When we think about cutting-edge technologies, we don’t usually associate them with the ruthlessness and chaos of the natural world. But, as it turns out, a lot can be learned from nature’s engineering.
Founded in 2007 in San Francisco by Babak Hodjat, Antoine Blondeau, and Adam Cheyer, Sentient Technologies is an Artificial Intelligence (AI) platform that uses evolutionary algorithms to tackle the world's most complex problems. In a process similar to natural selection, their AI algorithms learn, adapt, and react to produce the optimum solution to any given problem.
You might recognize cofounders Babak and Antoine as the brains behind the natural language interface that went on to power Apple’s Siri. After selling the technology to Sybase in 2004, Sentient was the team's endeavor to build something truly scalable.
Since then, Sentient has gone on to receive a total of $174.4M in equity funding. It has used its patented evolutionary AI in a range of industries from digital marketing, to machine learning, and even stock trading. The company has also created Sentient labs to research AI techniques in sectors from healthcare to agriculture.
Using AI to turn window shoppers into buyers
Sentient Ascend is based out of TQ, working to bring their AI-powered conversion rate optimization platform to more clients in EMEA. As Michael Versluis, Director of Sales explained over a coffee: “We want to create AI that can optimize problem-solving and eventually make the world a better place.”
The conversion rate is a key metric for e-commerce websites, measuring the percentage of visitors who actually convert to customers. One way companies can improve their conversion rate is by optimizing their user interface. This is traditionally done by A/B testing: A slow process that tests two versions of a web page to see which one performs better
Sentient Ascend, on the other hand, uses their algorithm to make this process much faster and more efficient. “We don’t just test A against B, we test the entire alphabet of solutions plus more in a much quicker time than traditional A/B testing,” explained Michael.
Why outsource problem-solving to an evolutionary algorithm?
In order to understand what evolutionary AI is, you need a refresher in biology.
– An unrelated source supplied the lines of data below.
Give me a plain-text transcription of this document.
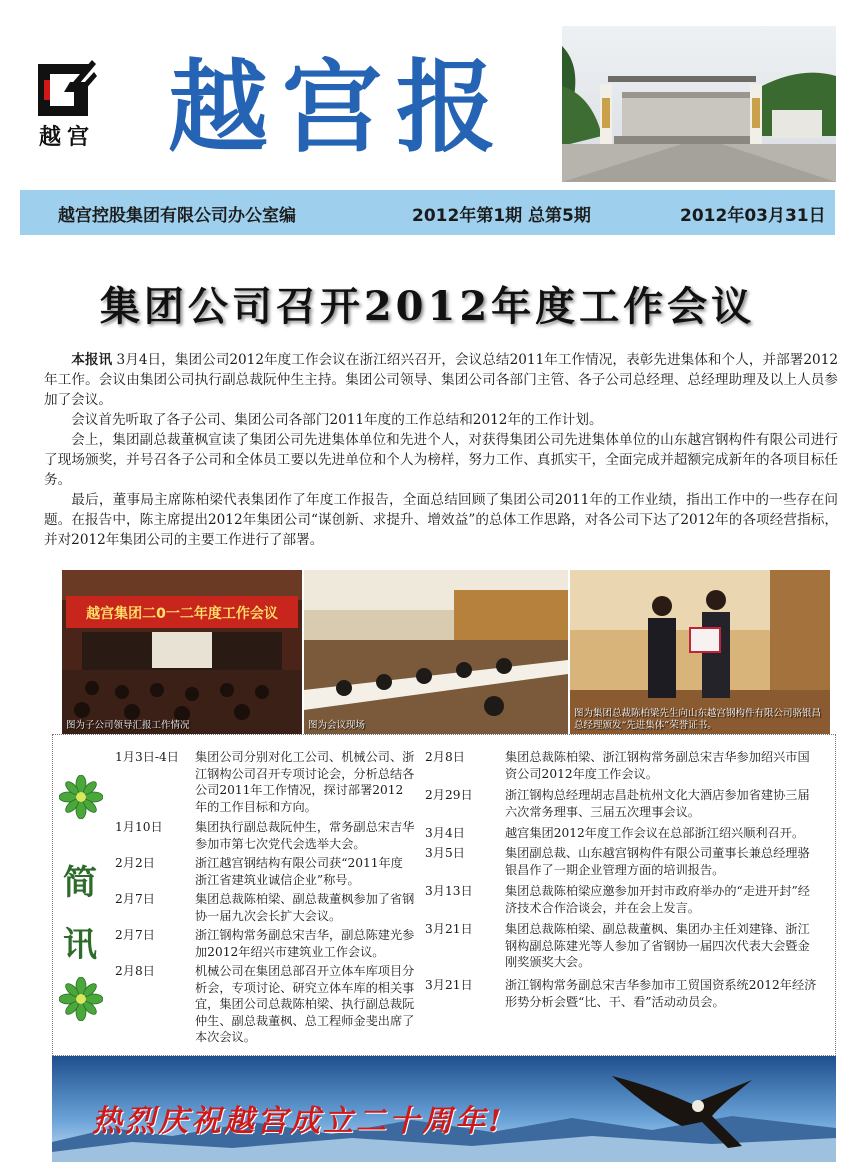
越宫 越宫报
越宫控股集团有限公司办公室编	2012年第1期 总第5期	2012年03月31日
集团公司召开2012年度工作会议

本报讯 3月4日，集团公司2012年度工作会议在浙江绍兴召开，会议总结2011年工作情况，表彰先进集体和个人，并部署2012年工作。会议由集团公司执行副总裁阮仲生主持。集团公司领导、集团公司各部门主管、各子公司总经理、总经理助理及以上人员参加了会议。

会议首先听取了各子公司、集团公司各部门2011年度的工作总结和2012年的工作计划。

会上，集团副总裁董枫宣读了集团公司先进集体单位和先进个人，对获得集团公司先进集体单位的山东越宫钢构件有限公司进行了现场颁奖，并号召各子公司和全体员工要以先进单位和个人为榜样，努力工作、真抓实干，全面完成并超额完成新年的各项目标任务。

最后，董事局主席陈柏梁代表集团作了年度工作报告，全面总结回顾了集团公司2011年的工作业绩，指出工作中的一些存在问题。在报告中，陈主席提出2012年集团公司“谋创新、求提升、增效益”的总体工作思路，对各公司下达了2012年的各项经营指标，并对2012年集团公司的主要工作进行了部署。

越宫集团二0一二年度工作会议
图为子公司领导汇报工作情况	图为会议现场
图为集团总裁陈柏梁先生向山东越宫钢构件有限公司骆银昌总经理颁发“先进集体”荣誉证书。
简
讯
1月3日-4日 集团公司分别对化工公司、机械公司、浙江钢构公司召开专项讨论会，分析总结各公司2011年工作情况，探讨部署2012年的工作目标和方向。
1月10日	集团执行副总裁阮仲生，常务副总宋吉华参加市第七次党代会选举大会。
2月2日	浙江越宫钢结构有限公司获“2011年度浙江省建筑业诚信企业”称号。
2月7日	集团总裁陈柏梁、副总裁董枫参加了省钢协一届九次会长扩大会议。
2月7日	浙江钢构常务副总宋吉华，副总陈建光参加2012年绍兴市建筑业工作会议。
2月8日	机械公司在集团总部召开立体车库项目分析会，专项讨论、研究立体车库的相关事宜，集团公司总裁陈柏梁、执行副总裁阮仲生、副总裁董枫、总工程师金斐出席了本次会议。
2月8日	集团总裁陈柏梁、浙江钢构常务副总宋吉华参加绍兴市国资公司2012年度工作会议。
2月29日	浙江钢构总经理胡志昌赴杭州文化大酒店参加省建协三届六次常务理事、三届五次理事会议。
3月4日	越宫集团2012年度工作会议在总部浙江绍兴顺利召开。
3月5日	集团副总裁、山东越宫钢构件有限公司董事长兼总经理骆银昌作了一期企业管理方面的培训报告。
3月13日	集团总裁陈柏梁应邀参加开封市政府举办的“走进开封”经济技术合作洽谈会，并在会上发言。
3月21日	集团总裁陈柏梁、副总裁董枫、集团办主任刘建锋、浙江钢构副总陈建光等人参加了省钢协一届四次代表大会暨金刚奖颁奖大会。
3月21日	浙江钢构常务副总宋吉华参加市工贸国资系统2012年经济形势分析会暨“比、干、看”活动动员会。
热烈庆祝越宫成立二十周年!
In simple terms, evolution is the process of species adapting to changing conditions. This happens through natural selection: The fittest and best-adapted are the ones that survive and produce even fitter offspring.
What does this have to do with AI? Well, these biological mechanisms can also be applied to problem-solving. Sentient starts with the challenge they want to tackle and produces a random population of solutions. These are later ranked and the best ones are combined to create a new generation of even better solutions. The process then continues until the algorithm arrives at the optimal answer to the problem.
There are several benefits of optimizing problem-solving with AI. Not only is AI much faster than a human brain, but it’s also free of our inherent preconceptions.
Michael recalled a cyber agriculture experiment Sentient collaborated on with MIT. Despite their initial assumption that the typical day-night cycle is the optimal growth environment for plants, their algorithm suggested exposing basil to light for 24-hours was more efficient.
As he explained: “We, as humans, are biased towards concepts, but AI isn’t. It has no emotions, no feelings. It’s just programmed to find the best solution.”
Teaching people to embrace AI's potential
Despite the promises of faster and better conversion rate optimization, convincing businesses to try evolutionary AI is not always easy. According to Michael, this is because people are scared of what they don’t know and don’t understand.
But AI is already here and we can hardly avoid it. Spotify and Netflix recommendations are powered by AI, and so are the suggested replies you see on your Gmail account. What some users might see as creepy, Michael sees as potential: “As a salesperson, I like that optimizing my work with AI leaves me more time to focus on the really creative and exciting part of my job. I’m trying to get more people to embrace that, too.”
Personally, I find the concept of evolutionary AI rather reassuring. With technology moving forward so fast, it’s comforting to know that nature’s design can still teach us something.